Mas, aquela noite acabou por mostrar-se diferente, no fim das contas. O marasmo tão peculiar a esse período diluiu-se com os últimos raios de sol. A noite, de face gelada e morta, trouxe em seus braços sombrios uma surpresa que me faria perceber a chegada desse mês maldito, ano após ano, mesmo sem o auxílio de um calendário. A partir daquela data, eu passei a sentir as nuanças dessa época com o próprio tato, com as vibrações, por assim dizer...
O estardalhaço vinha do quintal. Afastei umas lâminas da persiana e olhei pela fresta. A força das águas não me permitia entender o que acontecia, meu cachorro alternava latidos furiosos, com ganidos atemorizados. Não tive escolha, a não ser enfrentar o pranto dos céus em busca de esclarecimento.
O impermeável sobre meu corpo não me livrava das chicotadas dolorosas das águas, minha visão estava completamente turva. Um estrondo às minhas costas anunciava que a lâmpada do holofote havia estourado, imediatamente associei o infortúnio ao mau agouro causado pelo mês corrente. Mesmo sem a clareza nos olhos, notei um borrão escapando pelas cercanias do canil. Corri em direção ao incidente, as poças espirravam com meus passos, mas não consegui alcançar o intruso, ainda vislumbrei seus contornos desaparecendo pelo matagal no outro lado da rua.
Ouvi um rosnado rouco e baixo. Alcancei o isqueiro no bolso, protegi a integridade da chama com a mão em concha e investiguei o espaço à minha frente. Quase fui ao chão com o impacto proporcionado pelo susto, meu cachorro estava escolhido e ensopado, não só pela chuva, mas também pelo líquido vivo que escorria de um ferimento recém aberto. Mas não fora isso a causa de tamanho espanto, o que quase me derrubou mesmo foi a expressão insana do animal. Da boca escancarada escorria uma farta gosma esbranquiçada, seus olhos eram duas órbitas pálidas, o calor condensava o ar ao redor do focinho cinzento.
Com uma velocidade incompatível com a debilidade que aparentava, ele abocanhou a minha mão, o isqueiro foi ao chão, mas a escuridão repentina era maculada pelo par de esferas brancas diante de mim. Gritei de dor, de ódio, de desespero. Quase chutei o bicho, mas me controlei e decidi retornar para casa.
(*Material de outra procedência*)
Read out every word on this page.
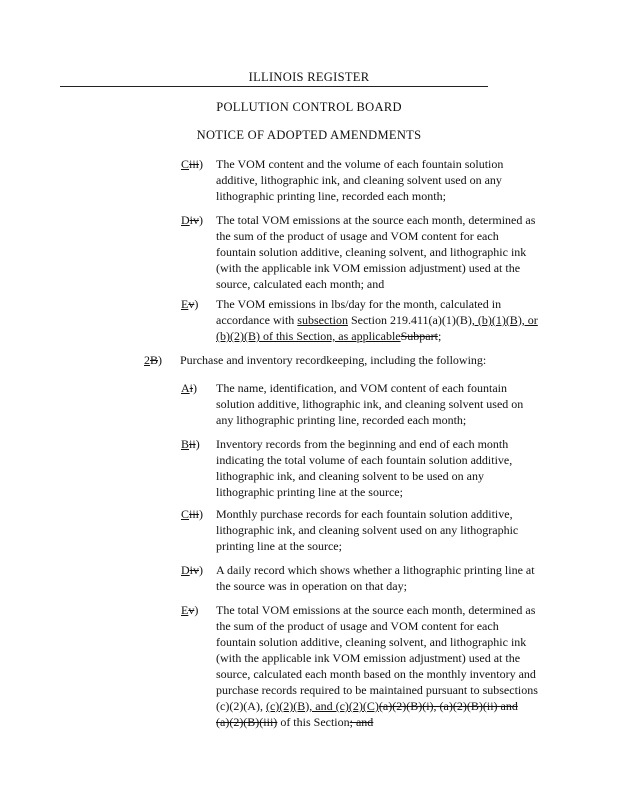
ILLINOIS REGISTER
POLLUTION CONTROL BOARD
NOTICE OF ADOPTED AMENDMENTS
Ciii) The VOM content and the volume of each fountain solution
additive, lithographic ink, and cleaning solvent used on any
lithographic printing line, recorded each month;
Div) The total VOM emissions at the source each month, determined as
the sum of the product of usage and VOM content for each
fountain solution additive, cleaning solvent, and lithographic ink
(with the applicable ink VOM emission adjustment) used at the
source, calculated each month; and
Ev) The VOM emissions in lbs/day for the month, calculated in
accordance with subsection Section 219.411(a)(1)(B), (b)(1)(B), or
(b)(2)(B) of this Section, as applicableSubpart;
2B) Purchase and inventory recordkeeping, including the following:
Ai) The name, identification, and VOM content of each fountain
solution additive, lithographic ink, and cleaning solvent used on
any lithographic printing line, recorded each month;
Bii) Inventory records from the beginning and end of each month
indicating the total volume of each fountain solution additive,
lithographic ink, and cleaning solvent to be used on any
lithographic printing line at the source;
Ciii) Monthly purchase records for each fountain solution additive,
lithographic ink, and cleaning solvent used on any lithographic
printing line at the source;
Div) A daily record which shows whether a lithographic printing line at
the source was in operation on that day;
Ev) The total VOM emissions at the source each month, determined as
the sum of the product of usage and VOM content for each
fountain solution additive, cleaning solvent, and lithographic ink
(with the applicable ink VOM emission adjustment) used at the
source, calculated each month based on the monthly inventory and
purchase records required to be maintained pursuant to subsections
(c)(2)(A), (c)(2)(B), and (c)(2)(C)(a)(2)(B)(i), (a)(2)(B)(ii) and
(a)(2)(B)(iii) of this Section; and
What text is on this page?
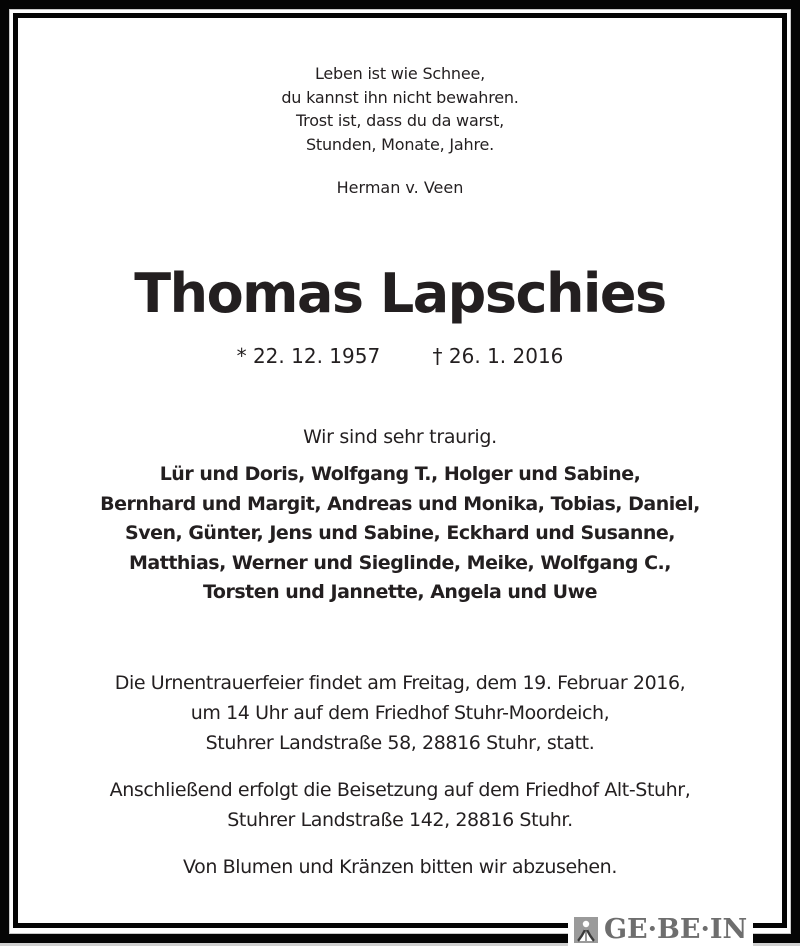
Leben ist wie Schnee,
du kannst ihn nicht bewahren.
Trost ist, dass du da warst,
Stunden, Monate, Jahre.
Herman v. Veen
Thomas Lapschies
* 22. 12. 1957	† 26. 1. 2016
Wir sind sehr traurig.
Lür und Doris, Wolfgang T., Holger und Sabine,
Bernhard und Margit, Andreas und Monika, Tobias, Daniel,
Sven, Günter, Jens und Sabine, Eckhard und Susanne,
Matthias, Werner und Sieglinde, Meike, Wolfgang C.,
Torsten und Jannette, Angela und Uwe
Die Urnentrauerfeier findet am Freitag, dem 19. Februar 2016,
um 14 Uhr auf dem Friedhof Stuhr-Moordeich,
Stuhrer Landstraße 58, 28816 Stuhr, statt.
Anschließend erfolgt die Beisetzung auf dem Friedhof Alt-Stuhr,
Stuhrer Landstraße 142, 28816 Stuhr.
Von Blumen und Kränzen bitten wir abzusehen.
GE·BE·IN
O sangue escorria pelo meu braço. Os dentes mal haviam tocado minha pele, mas o ferimento apresentava uma estranha profundidade. E borbulhava! O líquido espesso borbulhava como água fervente!
Consumido por uma dor infernal, abri as portas do armário derrubando caixas e vasilhames. Eu sabia que precisava lavar o ferimento com sabão em barra, pelo menos assim dizia a minha avó. Era certo de o meu cão estar raivoso, os sintomas saltavam aos olhos. Mas demorou até que eu conseguisse encontrar um mísero pedaço do maldito sabão. Nada era fácil nesse mês! Absolutamente nada!
Meu braço ardia, queimava como ferro em brasa, mas não era o resultado do ímpeto urgente com o qual eu manipulava a escova de cerdas duras a esfolar minha carne. A ardência parecia circular em minhas veias, foi aí que entendi que eu também poderia ter sido infectado pelo mesmo mal que dominava o pobre animal. Era preciso agir rápido, pois o problema piorava na mesma proporção da tempestade...
A vida em solidão, a antipatia plantada com os vizinhos, privacidade que pede um preço alto em situações como essa. Uma fisgada dobrou minhas pernas, tentei, sem sucesso, conter o fluxo violento que surgiu indomado em minha garganta. Precisei me arrastar pelo chão até o telefone, não lembro ao certo como consegui pedir ajuda. A única recordação perceptível foi a de estar atrelado a uma maca, enquanto luzes intermitentes me vigiavam. Depois, só a escuridão...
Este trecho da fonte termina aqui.